The freed slaves who left America to settle in Liberia in the 1820s had high hopes of their new home. Were those hopes fulfilled?
They did indeed have high hopes – Africa was that dream continent where great men and women thrived. It was the sum of their hopes, where kings lived who surpass the slave masters in the Americas in every aspect. Africa was equated with paradise; it was said to be where you went when you died. So many thought that they would be happy and prosperous in the land of their fathers. They would achieve the dream of self-determination, that dream that had eluded them for centuries. They would prove everyone who believed that blacks were incapable of governing themselves wrong. Their hopes were partly fulfilled – they succeeded at founding Liberia, but in many cases, especially in the beginning, they failed in persuading their African brothers and sisters to join them. This failure had to do with their way of life – they were much more American than African, they were staunch Christians and they thought that the best way forward was for their African brothers and sisters to embrace this way of life. Some even chose to alienate themselves from their African brothers and sisters.
What are your recollections of growing up in Liberia?
I grew up in a compound with more than a hundred people. Because we were close to neighbouring countries Guinea and Sierra Leone, I grew up speaking the languages of these countries. I grew up reading novels, mostly African, but some Arabic, American and English. I remember swimming in one of the two rivers that flank my city of birth, Kolahun. I remember the touch of the sun on my face after a bout of swimming. The faces of friends remained with me, although over the years, because of the war in Liberia, I forgot their names. I’ve fed on memories, honing them, sharpening them, all in my effort not to forget. This is the result of war – it makes the past so relevant that one lives and breathes those early memories. It’s a way of escaping the unbearable memories of war.
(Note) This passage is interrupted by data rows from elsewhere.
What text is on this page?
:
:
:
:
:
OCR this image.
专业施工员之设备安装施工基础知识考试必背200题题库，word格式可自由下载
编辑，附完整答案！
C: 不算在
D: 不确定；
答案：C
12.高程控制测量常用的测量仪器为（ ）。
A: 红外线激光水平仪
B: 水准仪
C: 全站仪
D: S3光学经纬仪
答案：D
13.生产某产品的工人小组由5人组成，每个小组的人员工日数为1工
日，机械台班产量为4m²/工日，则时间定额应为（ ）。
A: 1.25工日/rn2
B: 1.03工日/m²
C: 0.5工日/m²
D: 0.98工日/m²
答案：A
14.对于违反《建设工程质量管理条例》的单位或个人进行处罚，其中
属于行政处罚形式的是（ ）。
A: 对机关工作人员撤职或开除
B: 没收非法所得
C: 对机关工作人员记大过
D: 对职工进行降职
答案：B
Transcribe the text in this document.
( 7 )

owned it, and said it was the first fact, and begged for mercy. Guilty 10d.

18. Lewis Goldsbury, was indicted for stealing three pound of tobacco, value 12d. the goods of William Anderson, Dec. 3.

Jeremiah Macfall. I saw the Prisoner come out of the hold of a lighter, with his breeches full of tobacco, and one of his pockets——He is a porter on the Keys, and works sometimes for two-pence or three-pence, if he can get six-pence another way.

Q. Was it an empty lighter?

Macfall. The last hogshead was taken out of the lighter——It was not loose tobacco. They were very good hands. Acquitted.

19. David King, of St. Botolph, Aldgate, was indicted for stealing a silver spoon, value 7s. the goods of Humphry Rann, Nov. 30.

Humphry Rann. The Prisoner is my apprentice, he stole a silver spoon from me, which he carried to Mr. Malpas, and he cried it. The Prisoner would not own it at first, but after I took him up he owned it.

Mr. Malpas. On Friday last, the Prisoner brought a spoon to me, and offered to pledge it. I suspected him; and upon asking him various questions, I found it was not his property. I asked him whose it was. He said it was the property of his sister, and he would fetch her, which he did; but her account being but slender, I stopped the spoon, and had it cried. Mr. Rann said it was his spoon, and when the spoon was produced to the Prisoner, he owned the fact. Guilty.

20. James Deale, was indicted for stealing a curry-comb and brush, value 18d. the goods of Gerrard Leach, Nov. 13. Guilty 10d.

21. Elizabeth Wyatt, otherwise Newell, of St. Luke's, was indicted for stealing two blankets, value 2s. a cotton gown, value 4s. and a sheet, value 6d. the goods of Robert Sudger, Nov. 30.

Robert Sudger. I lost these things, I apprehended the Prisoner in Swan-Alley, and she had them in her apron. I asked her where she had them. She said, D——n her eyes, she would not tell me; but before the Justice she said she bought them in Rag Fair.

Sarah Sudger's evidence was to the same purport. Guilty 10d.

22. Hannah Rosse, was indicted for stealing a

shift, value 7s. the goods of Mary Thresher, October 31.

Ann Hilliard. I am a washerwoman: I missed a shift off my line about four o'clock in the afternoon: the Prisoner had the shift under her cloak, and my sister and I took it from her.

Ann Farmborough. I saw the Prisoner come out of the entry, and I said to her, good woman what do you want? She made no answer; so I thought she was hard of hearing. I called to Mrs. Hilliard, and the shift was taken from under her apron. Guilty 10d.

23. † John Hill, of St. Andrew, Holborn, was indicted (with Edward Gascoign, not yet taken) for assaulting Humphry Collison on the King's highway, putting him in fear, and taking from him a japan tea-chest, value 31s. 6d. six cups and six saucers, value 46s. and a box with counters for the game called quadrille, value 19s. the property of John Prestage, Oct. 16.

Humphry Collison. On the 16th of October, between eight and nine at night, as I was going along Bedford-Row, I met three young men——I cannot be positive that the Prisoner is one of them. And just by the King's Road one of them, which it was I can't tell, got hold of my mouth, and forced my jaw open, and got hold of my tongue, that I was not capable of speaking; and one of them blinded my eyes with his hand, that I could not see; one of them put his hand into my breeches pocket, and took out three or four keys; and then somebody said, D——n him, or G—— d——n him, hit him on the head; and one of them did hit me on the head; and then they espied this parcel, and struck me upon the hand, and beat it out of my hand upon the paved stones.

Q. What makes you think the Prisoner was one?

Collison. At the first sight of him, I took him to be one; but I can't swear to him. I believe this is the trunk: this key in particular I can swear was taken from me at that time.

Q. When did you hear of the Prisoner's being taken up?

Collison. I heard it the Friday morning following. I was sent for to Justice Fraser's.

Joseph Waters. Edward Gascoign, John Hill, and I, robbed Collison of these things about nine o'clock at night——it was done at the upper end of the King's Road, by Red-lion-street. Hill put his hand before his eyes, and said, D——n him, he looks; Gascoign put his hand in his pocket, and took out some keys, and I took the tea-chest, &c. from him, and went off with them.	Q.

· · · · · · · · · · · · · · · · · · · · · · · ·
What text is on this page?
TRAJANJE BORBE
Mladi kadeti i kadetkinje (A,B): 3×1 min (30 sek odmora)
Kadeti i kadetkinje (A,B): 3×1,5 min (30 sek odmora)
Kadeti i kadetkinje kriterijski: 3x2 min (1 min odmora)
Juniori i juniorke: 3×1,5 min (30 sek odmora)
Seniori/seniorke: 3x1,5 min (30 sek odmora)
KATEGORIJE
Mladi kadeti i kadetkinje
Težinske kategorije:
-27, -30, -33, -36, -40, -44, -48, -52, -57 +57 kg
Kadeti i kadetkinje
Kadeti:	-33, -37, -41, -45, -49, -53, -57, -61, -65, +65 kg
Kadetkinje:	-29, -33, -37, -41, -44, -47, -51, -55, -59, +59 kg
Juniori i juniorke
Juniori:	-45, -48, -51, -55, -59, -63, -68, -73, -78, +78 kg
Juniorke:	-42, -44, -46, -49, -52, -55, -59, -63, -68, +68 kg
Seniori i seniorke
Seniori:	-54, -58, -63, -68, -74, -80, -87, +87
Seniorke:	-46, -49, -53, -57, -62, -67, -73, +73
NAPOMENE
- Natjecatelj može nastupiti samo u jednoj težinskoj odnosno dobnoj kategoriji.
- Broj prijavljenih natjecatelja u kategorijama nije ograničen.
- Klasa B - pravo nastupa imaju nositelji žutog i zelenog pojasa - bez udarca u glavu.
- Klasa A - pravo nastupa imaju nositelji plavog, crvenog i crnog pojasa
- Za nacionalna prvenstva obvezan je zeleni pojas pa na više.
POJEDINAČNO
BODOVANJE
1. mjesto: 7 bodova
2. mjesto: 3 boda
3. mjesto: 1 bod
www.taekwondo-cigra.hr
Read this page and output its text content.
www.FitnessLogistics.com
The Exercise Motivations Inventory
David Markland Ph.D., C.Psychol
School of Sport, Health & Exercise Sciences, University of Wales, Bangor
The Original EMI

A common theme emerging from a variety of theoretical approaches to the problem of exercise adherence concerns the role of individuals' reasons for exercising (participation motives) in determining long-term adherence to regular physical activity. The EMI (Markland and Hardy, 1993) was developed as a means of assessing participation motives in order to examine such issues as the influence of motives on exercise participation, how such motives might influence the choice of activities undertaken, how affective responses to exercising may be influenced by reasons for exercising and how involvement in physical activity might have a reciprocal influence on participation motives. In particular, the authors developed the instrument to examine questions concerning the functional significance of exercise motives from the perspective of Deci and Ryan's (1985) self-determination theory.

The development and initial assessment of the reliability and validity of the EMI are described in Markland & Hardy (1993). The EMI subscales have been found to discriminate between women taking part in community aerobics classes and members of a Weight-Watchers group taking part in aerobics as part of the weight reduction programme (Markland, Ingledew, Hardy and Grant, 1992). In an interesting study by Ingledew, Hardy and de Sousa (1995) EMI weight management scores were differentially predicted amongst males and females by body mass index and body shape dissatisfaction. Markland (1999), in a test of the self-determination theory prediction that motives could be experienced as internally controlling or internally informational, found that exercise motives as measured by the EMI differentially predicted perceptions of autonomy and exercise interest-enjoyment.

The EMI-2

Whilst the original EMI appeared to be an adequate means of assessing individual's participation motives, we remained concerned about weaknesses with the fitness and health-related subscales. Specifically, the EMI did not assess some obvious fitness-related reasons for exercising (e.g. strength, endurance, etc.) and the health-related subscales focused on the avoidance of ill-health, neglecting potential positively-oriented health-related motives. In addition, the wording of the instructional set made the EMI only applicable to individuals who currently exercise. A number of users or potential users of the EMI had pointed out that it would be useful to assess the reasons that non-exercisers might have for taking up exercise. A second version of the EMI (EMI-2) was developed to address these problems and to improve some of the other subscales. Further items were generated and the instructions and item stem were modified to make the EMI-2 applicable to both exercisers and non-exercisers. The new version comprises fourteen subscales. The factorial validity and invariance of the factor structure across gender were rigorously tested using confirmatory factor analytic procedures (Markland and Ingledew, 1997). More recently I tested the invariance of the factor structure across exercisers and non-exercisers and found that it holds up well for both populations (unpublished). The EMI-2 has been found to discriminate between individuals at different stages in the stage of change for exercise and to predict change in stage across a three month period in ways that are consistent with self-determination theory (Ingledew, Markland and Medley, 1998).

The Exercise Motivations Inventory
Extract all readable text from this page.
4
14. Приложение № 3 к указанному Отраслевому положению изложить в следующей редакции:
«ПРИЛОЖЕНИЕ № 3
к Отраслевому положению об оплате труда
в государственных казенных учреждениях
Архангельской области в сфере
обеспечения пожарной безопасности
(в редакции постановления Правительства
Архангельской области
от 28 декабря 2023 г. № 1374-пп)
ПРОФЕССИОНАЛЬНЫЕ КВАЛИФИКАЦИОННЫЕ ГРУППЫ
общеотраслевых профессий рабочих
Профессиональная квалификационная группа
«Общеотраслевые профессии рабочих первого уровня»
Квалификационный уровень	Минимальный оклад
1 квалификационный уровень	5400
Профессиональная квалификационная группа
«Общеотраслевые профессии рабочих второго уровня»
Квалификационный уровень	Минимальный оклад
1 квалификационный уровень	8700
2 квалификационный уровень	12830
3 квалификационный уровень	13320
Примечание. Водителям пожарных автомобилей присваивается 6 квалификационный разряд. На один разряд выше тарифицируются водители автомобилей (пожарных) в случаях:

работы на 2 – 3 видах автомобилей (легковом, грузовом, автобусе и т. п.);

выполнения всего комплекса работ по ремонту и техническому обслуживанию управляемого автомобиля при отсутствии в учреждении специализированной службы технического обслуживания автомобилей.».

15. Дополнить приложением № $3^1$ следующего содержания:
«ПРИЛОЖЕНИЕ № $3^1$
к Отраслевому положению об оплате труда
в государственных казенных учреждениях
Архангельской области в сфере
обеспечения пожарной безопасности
Are you confident about the future of democracy in what is Africa’s oldest republic?
Yes, I am confident about the future. Liberia has learned its lesson. The war made victims and perpetrators of us all. It showed us that we have no other option but to look toward the future. There are signs that things are changing – people are active and want their voices heard when it comes to deciding the future. That was not the case before the war. Social media is also contributing to deep awareness amongst the Liberians about their rights. Liberians are vocal, conscious of their rights, and many are striving to achieve those rights.
Land of my Fathers was written more than 15 years ago. How have you changed as a writer since?
I’ve become a better writer, but my view of the world has not changed. I am still very optimistic – the same optimism you see in this novel is still present in my four novels, despite the sometimes difficult themes that I explore, such as violence, war, colonialism, power, love, exile and many others.
You left Liberia for Kuwait in your teens and then moved to Syria when Saddam invaded. How has being a refugee shaped your writing?
Being a refugee has enabled me to look at the world from different perspectives. It’s made a cosmopolitan of me. When I look at the Arabic or Islamic world, I see a civilisation that had made a huge contribution to humanity, just as my African culture and the European cultures have done. I look at things from historical and cultural perspectives. I’ve embraced and made the positive aspects of all these cultures my own. They belong to me.
What plans do you have for your next book?
I am working on my new novel, my most ambitious to date. It’s set in Liberia, in the present. I am aiming to infuse it with humour. It’s a satirical novel as much as it is about the trials and tribulations of a unique person. I am still in the beginning phase, but I will get there.